Compared to the great protest marches of the 1980s, global public opinion on the catastrophic dangers posed by the 16,000-plus nuclear weapons held by nine countries (China, France, India, Israel, North Korea, Pakistan, Russia, the United Kingdom and the United States) is largely apathetic today. Most people seem to think the dangers disappeared with the end of the Cold War. The belief is dangerously wrong and we risk sleepwalking into a nuclear disaster — and the point to remember about sleepwalking is that those doing it are not aware of it at the time.

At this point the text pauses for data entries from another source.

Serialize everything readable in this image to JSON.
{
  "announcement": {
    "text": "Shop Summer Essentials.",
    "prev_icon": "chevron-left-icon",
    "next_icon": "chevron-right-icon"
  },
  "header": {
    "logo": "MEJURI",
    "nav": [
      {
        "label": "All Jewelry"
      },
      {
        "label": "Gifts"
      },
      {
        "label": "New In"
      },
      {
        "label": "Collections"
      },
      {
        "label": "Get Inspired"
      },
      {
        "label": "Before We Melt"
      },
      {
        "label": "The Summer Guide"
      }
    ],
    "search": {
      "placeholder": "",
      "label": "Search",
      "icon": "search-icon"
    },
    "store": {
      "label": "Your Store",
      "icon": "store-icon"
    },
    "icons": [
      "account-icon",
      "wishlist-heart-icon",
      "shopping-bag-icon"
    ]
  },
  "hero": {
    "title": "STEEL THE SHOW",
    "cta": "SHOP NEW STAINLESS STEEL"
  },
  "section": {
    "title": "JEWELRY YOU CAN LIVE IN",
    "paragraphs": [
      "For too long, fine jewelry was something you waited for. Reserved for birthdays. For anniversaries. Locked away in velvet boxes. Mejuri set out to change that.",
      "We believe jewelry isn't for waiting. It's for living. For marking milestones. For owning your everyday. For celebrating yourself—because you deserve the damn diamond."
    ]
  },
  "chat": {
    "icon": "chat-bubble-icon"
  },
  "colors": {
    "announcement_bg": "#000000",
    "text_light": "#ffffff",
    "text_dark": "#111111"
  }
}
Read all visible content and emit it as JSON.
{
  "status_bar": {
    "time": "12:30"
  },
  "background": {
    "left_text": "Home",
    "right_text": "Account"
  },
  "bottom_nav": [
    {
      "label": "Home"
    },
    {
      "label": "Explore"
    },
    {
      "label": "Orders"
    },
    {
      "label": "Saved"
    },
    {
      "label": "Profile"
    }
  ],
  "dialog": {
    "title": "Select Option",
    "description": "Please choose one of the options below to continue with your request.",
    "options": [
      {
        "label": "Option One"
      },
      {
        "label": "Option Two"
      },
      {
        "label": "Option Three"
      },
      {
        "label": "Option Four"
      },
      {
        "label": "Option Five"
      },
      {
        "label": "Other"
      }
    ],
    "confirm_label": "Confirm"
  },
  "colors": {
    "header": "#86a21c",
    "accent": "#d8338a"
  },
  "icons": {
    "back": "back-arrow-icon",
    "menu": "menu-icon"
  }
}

As geopolitical tensions rise once again in three different geographical theaters — East Asia, Middle East and Eastern Europe — their repercussions include risks of reversals on arms control agreements. Thus the U.S. accuses Russia of violating the old nuclear arms control agreement on intermediate-range nuclear forces (1987) even while a new agreement on reciprocal exchanges by nuclear scientists is mothballed just 11 months after being signed.
The Ukrainian crisis proves the essential uselessness of nuclear weapons. NATO's nukes did not deter Russia from annexing Crimea. Nor were they adequate to reassure Eastern European allies against the perceived rising threat from Russia; only additional deployments of conventional troops achieved that result. That's why abolition remains an irreducible, as well as distant, goal.